Losing out to the Maintenance Crew

Golf Course Architect v Golf Course Managers
I recently lost yet another possible project. The maintenance crew will be carrying out the renovations. It can be frustrating at times. Here is a blog about my thought on the matter.

Golf Course Architect v Golf Course Managers
It should not be a competition; after-all, they are two completely different occupations - or at least, they should to be.
The Golf Course Architect knows a little about maintenance – agronomy, fertilisers, pesticides, herbicides, irrigation and maintenance budgets.

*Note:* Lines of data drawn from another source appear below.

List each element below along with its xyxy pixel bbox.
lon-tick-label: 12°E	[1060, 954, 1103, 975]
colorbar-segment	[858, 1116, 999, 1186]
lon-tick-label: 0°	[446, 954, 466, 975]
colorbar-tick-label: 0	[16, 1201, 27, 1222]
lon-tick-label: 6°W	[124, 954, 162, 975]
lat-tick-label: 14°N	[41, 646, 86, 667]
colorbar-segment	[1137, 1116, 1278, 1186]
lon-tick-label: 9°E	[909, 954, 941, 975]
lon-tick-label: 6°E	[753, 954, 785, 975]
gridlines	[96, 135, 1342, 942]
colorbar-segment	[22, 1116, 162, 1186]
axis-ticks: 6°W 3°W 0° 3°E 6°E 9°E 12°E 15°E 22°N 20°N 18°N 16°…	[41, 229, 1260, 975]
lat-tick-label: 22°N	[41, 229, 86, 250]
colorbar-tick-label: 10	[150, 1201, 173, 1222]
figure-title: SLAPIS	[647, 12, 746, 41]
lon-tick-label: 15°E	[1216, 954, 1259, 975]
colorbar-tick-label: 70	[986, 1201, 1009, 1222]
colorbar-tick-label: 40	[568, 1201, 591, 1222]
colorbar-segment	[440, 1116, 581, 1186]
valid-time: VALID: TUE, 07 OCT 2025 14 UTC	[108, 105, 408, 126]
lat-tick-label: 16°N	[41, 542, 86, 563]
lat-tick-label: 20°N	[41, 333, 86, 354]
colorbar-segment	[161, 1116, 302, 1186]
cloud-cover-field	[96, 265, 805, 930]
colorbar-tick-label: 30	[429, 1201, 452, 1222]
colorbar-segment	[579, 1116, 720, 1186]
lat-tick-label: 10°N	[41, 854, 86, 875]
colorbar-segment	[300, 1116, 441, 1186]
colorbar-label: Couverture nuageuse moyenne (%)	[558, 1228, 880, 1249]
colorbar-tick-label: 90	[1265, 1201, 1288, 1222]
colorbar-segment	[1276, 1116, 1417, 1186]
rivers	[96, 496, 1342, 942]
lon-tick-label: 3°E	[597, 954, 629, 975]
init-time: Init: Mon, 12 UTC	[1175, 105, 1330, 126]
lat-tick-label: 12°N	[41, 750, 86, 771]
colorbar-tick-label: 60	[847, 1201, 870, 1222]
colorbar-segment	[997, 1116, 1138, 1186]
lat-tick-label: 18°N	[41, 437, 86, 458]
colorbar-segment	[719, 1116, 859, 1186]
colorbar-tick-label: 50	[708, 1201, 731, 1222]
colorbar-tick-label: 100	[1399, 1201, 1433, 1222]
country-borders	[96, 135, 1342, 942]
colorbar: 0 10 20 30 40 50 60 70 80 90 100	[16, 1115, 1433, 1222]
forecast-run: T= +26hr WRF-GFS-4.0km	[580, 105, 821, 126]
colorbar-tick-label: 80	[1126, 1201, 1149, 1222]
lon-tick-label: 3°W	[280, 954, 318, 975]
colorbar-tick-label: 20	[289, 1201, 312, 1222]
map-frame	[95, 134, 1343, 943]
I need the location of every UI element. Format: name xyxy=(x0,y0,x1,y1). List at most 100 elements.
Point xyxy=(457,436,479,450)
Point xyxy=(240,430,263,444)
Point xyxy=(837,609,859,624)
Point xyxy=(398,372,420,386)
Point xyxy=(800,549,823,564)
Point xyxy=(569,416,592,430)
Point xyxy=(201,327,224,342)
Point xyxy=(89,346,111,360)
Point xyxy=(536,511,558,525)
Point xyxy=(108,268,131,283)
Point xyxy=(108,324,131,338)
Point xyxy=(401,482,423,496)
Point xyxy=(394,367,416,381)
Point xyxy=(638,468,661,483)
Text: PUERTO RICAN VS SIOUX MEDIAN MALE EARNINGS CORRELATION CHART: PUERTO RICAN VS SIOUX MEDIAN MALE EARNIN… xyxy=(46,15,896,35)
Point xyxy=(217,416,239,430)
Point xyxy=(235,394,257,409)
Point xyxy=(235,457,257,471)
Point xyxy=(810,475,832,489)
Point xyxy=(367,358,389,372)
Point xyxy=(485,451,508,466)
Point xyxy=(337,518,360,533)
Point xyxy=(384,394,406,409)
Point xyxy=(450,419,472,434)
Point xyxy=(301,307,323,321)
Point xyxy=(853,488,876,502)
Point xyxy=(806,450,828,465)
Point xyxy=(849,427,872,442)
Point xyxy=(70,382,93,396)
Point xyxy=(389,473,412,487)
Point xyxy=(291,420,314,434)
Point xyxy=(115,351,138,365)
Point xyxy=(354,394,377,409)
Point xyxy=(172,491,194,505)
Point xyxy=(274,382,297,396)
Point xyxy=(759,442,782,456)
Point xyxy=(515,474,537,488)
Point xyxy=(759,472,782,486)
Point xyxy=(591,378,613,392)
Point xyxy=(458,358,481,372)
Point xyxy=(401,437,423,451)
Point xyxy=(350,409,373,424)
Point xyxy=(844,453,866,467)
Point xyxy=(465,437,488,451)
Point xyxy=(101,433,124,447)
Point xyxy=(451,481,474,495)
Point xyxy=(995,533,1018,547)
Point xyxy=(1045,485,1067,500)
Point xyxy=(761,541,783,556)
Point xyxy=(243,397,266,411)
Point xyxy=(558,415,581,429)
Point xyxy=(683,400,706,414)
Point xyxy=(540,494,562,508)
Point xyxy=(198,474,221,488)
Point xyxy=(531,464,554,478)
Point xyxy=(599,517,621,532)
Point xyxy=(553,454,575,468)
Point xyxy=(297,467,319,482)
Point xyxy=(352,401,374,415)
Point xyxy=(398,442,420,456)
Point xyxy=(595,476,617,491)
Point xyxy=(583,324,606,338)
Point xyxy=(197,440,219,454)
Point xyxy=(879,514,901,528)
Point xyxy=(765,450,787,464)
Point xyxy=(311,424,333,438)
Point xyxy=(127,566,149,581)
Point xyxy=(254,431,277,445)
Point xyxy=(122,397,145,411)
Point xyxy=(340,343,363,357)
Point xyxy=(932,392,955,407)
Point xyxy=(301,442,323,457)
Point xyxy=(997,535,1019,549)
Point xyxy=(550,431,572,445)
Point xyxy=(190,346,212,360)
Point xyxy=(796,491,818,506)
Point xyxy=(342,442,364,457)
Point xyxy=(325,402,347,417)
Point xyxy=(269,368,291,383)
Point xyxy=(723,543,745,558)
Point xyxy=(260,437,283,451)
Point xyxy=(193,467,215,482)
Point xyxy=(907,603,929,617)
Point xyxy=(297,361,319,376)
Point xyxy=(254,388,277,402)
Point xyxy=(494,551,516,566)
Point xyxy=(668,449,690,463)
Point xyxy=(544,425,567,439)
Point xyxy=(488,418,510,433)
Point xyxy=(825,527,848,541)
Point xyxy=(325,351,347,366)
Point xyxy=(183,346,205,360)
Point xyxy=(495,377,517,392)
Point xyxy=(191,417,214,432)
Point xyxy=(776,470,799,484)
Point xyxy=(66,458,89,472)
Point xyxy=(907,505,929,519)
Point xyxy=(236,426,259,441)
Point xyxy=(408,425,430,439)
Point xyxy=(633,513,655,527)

However we do have extensive Golf Course Design knowledge – its history, layout/routing complexities, design strategy and perhaps most importantly, we are artists; sculptures of the land.
The Course Manager; is in many ways the opposite – they have some Golf Course Architecture knowledge, but extensive knowledge of golf course maintenance. I, for example, have no idea what or how much herbicide is required to treat take-all patch or how to forecast a maintenance budget for the year ahead. I do however know how to design a great golf course; playable, fun and visually inspiring.
Then why is it that increasingly so Golf Course Architects are losing out to the Course Manager when renovation of the golf course is concerned?
Time after time, when bidding for a possible renovation or remodel, the kind of projects that for so many Golf Course Architects are their “bread & Butter”, does the Club in question simply end up saying that the Course Manager/Greenkeepers (or Club Pro and not to forget the Captain bunker) can do it. After all; it can’t possibly be that complicated renovating bunkers and, most importantly, it’s for FREE. That point sums it up - economics. Why pay a few hundred or a maybe a few thousand for the expertise of a Golf Course Architect, when quite conceivable a smooth talking golf course manager can convince a naive committee that he can do the job just as well, for a fraction of a price?
I would argue, the money invested on professional advice is well spent. A good job is guaranteed if an Architect is commissioned.. More often than not, more money ends up being spent correcting the inevitably problems if the job is not carried out professionally.
The perfect scenario would be for the Architect to work with the maintenance crew as well as an experienced shaper. The shaper builds the architects designs and the maintenance crew not only make sure they are satisfied with any maintenance challenges of the bunkers, but can also become involved in their construction, install drainage, turf the bunkers, install the sand – it should be a team effort.
Is not commissioning an architect worth the risk?